Who is the data MVP of the NBA?
Use data science to analyze the data from FiveThirtyEight.com and draw your own conclusions about who is the most valuable player.
Background
Sports fans and sports teams have long been obsessed with data and numbers. In modern professional sports, data and statistics are heavily used in personnel decisions that can include which players to draft, how much to pay for a given player, and even which players to play in which game situations. The actual statistical models that professional teams use to evaluate their players are kept highly secret, but fans and sports pundits have long engaged in number crunching as they analyze the data from their favorite sports, teams, and players.

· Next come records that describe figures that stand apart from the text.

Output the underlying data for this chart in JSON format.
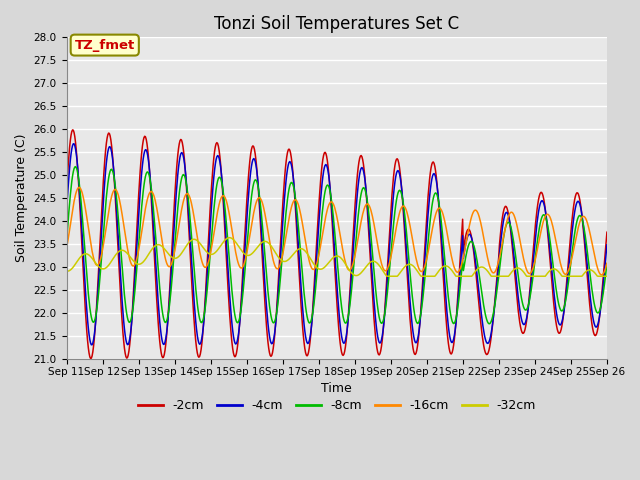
{
  "title": "Tonzi Soil Temperatures Set C",
  "xlabel": "Time",
  "ylabel": "Soil Temperature (C)",
  "ylim": [
    21.0,
    28.0
  ],
  "yticks": [
    21.0,
    21.5,
    22.0,
    22.5,
    23.0,
    23.5,
    24.0,
    24.5,
    25.0,
    25.5,
    26.0,
    26.5,
    27.0,
    27.5,
    28.0
  ],
  "xtick_labels": [
    "Sep 11",
    "Sep 12",
    "Sep 13",
    "Sep 14",
    "Sep 15",
    "Sep 16",
    "Sep 17",
    "Sep 18",
    "Sep 19",
    "Sep 20",
    "Sep 21",
    "Sep 22",
    "Sep 23",
    "Sep 24",
    "Sep 25",
    "Sep 26"
  ],
  "legend_labels": [
    "-2cm",
    "-4cm",
    "-8cm",
    "-16cm",
    "-32cm"
  ],
  "legend_colors": [
    "#cc0000",
    "#0000cc",
    "#00bb00",
    "#ff8800",
    "#cccc00"
  ],
  "annotation_text": "TZ_fmet",
  "annotation_color": "#cc0000",
  "annotation_bg": "#ffffcc",
  "annotation_border": "#888800",
  "plot_bg": "#e8e8e8",
  "grid_color": "#ffffff",
  "title_fontsize": 12,
  "axis_fontsize": 9,
  "legend_fontsize": 9,
  "n_points": 720,
  "days": 15
}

One of the best examples out there of this is the FiveThirtyEight website which covers sports, politics, and science through the lens of data. We love what they do with statistics and mathematical modeling around NBA basketball players and teams. We have built an activity for you to work through around the metric that they have developed to rank and compare NBA players in terms of offense, defense, and their overall contribution to their team’s wins and losses. They call it RAPTOR and it stands for Robust Algorithm (using) Player Tracking (and) On/Off Ratings.

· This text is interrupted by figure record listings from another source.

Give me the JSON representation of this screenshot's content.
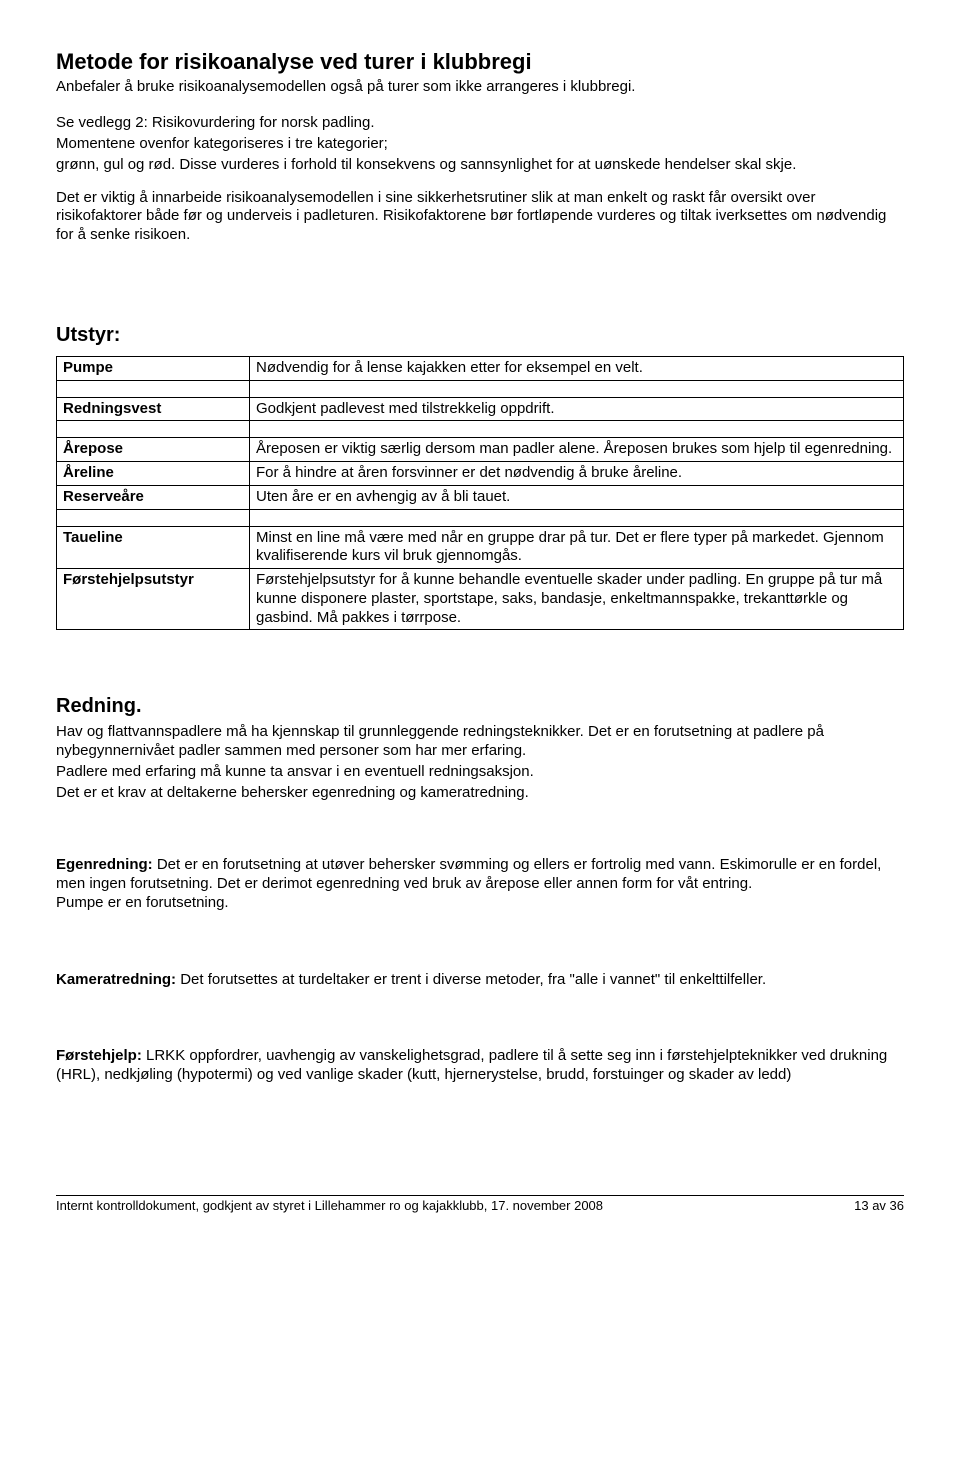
{
  "title": "Metode for risikoanalyse ved turer i klubbregi",
  "intro1": "Anbefaler å bruke risikoanalysemodellen også på turer som ikke arrangeres i klubbregi.",
  "intro2": "Se vedlegg 2: Risikovurdering for norsk padling.",
  "intro3": "Momentene ovenfor kategoriseres i tre kategorier;",
  "intro3b": "grønn, gul og rød. Disse vurderes i forhold til konsekvens og sannsynlighet for at uønskede hendelser skal skje.",
  "intro4": "Det er viktig å innarbeide risikoanalysemodellen i sine sikkerhetsrutiner slik at man enkelt og raskt får oversikt over risikofaktorer både før og underveis i padleturen. Risikofaktorene bør fortløpende vurderes og tiltak iverksettes om nødvendig for å senke risikoen.",
  "utstyr_header": "Utstyr:",
  "equip": [
    {
      "label": "Pumpe",
      "text": "Nødvendig for å lense kajakken etter for eksempel en velt."
    },
    {
      "label": "Redningsvest",
      "text": "Godkjent padlevest med tilstrekkelig oppdrift."
    },
    {
      "label": "Årepose",
      "text": "Åreposen er viktig særlig dersom man padler alene. Åreposen brukes som hjelp til egenredning."
    },
    {
      "label": "Åreline",
      "text": "For å hindre at åren forsvinner er det nødvendig å bruke åreline."
    },
    {
      "label": "Reserveåre",
      "text": "Uten åre er en avhengig av å bli tauet."
    },
    {
      "label": "Taueline",
      "text": "Minst en line må være med når en gruppe drar på tur. Det er flere typer på markedet. Gjennom kvalifiserende kurs vil bruk gjennomgås."
    },
    {
      "label": "Førstehjelpsutstyr",
      "text": "Førstehjelpsutstyr for å kunne behandle eventuelle skader under padling. En gruppe på tur må kunne disponere plaster, sportstape, saks, bandasje, enkeltmannspakke, trekanttørkle og gasbind. Må pakkes i tørrpose."
    }
  ],
  "redning_header": "Redning.",
  "redning_p1": "Hav og flattvannspadlere må ha kjennskap til grunnleggende redningsteknikker. Det er en forutsetning at padlere på nybegynnernivået padler sammen med personer som har mer erfaring.",
  "redning_p2": "Padlere med erfaring må kunne ta ansvar i en eventuell redningsaksjon.",
  "redning_p3": "Det er et krav at deltakerne behersker egenredning og kameratredning.",
  "egen_lead": "Egenredning:",
  "egen_text": " Det er en forutsetning at utøver behersker svømming og ellers er fortrolig med vann. Eskimorulle er en fordel, men ingen forutsetning. Det er derimot egenredning ved bruk av årepose eller annen form for våt entring.",
  "egen_last": "Pumpe er en forutsetning.",
  "kamerat_lead": "Kameratredning:",
  "kamerat_text": " Det forutsettes at turdeltaker er trent i diverse metoder, fra \"alle i vannet\" til enkelttilfeller.",
  "forste_lead": "Førstehjelp:",
  "forste_text": " LRKK oppfordrer, uavhengig av vanskelighetsgrad, padlere til å sette seg inn i førstehjelpteknikker ved drukning (HRL), nedkjøling (hypotermi) og ved vanlige skader (kutt, hjernerystelse, brudd, forstuinger og skader av ledd)",
  "footer_left": "Internt kontrolldokument, godkjent av styret i Lillehammer ro og kajakklubb, 17. november 2008",
  "footer_right": "13 av 36"
}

From the FiveThirtyEight website:
To complete this activity, it is not important that you have a deep understanding of basketball or even of how the RAPTOR metric is calculated. The important thing to remember is that RAPTOR measures how much a player contributes on offense or defense relative to the hypothetical average player. A RAPTOR value of zero would be an average player. High positive values mean the player is making a strong contribution in the measured area (offense, defense, or overall). If you would really like to geek out on how RAPTOR is measured, we suggest that you check this out.
Dataset
We downloaded this data from the FiveThirtyEight.com website here. The dataset contained 826 rows of data for all NBA players. There were separate observations (rows) for a player’s regular season and playoff performances. We took a subset of the data so that it only included data from the regular season on the 381 players who played more than 500 total minutes in games. That subset is the dataset you will use in this activity.
Variables
Player - This is the name of the player. It has been coded as info so you will not use it in graphing, but you can view it by hovering your pointer on any datapoint on the graph.
Team - This categorical variable is the Basketball-Reference ID or three letter code of an NBA team.
Playing Time (min) - This numeric variable is the number of minutes of playing time that a given player had throughout the season. Measured in minutes.
RAPTOR offense - This numeric variable represents points above average per 100 possessions added by player on offense, using both box and on-off components.
RAPTOR defense - This numeric variable represents points above average per 100 possessions added by player on defense, using both box and on-off components.
RAPTOR total - This numeric variable represents the total points above average per 100 possessions added by player on both offense and defense, using both box and on-off components.
Wins Against Replacement (WAR) - This numeric variable represents the hypothetical number of wins a player adds to his team during the regular season relative to a hypothetical average player.
Activity
Get to know the data
Describe how the data are distributed for RAPTOR Offense. In other words, what is the shape of the data when you look at that variable across the entire dataset? Include a histogram as a visual aid to go along with your description.
2. Describe how the data are distributed for RAPTOR Defense. In other words, what is the shape of the data when you look at that variable across the entire dataset? Include a histogram as a visual aid to go along with your description.
Key Questions:
3. Plot RAPTOR offense on Y (as a jittered dot plot) to see the values of all players. Use your pointer to hover and see which player is represented by any data point. Who are the top 3 offensive players in the NBA according to RAPTOR?
4. Plot RAPTOR defense on Y (as a jittered dot plot) to see the values of all players. Use your pointer to hover and see which player is represented by any data point. Who are the top 3 defensive players in the NBA according to RAPTOR?
5. Do good players on offense tend to also be better players when on defense? Plot RAPTOR Offense on X and RAPTOR Defense on Y and include the graph below as visual evidence for your answer.
6. Visually add RAPTOR Total to your graph by showing it as Z on the plot you already made with Plot RAPTOR Offense on X and RAPTOR Defense on Y. Paste your graph here.
7. Based on these data alone who would your top five for NBA MVP be in 2023? List them in order from 1st place to 5th place.
Further Questions
8. The actual top 5 for the 2023 NBA MVP voting are listed in the table below. The voting system for MVP voting awards 10 points for a first place vote, 7 points for a second place vote, 5 for third, 3 for fourth, and 1 point for a fifth place vote.
How do these results differ from your results based on the data alone?
9. The voting for NBA MVP is conducted by humans and is not based on data, although data may influence the MVP voters. Why do the results based on the actual voting differ from the results based on the data alone? What factors other than the data do you think may have been considered when selecting the 2023 NBA MVP?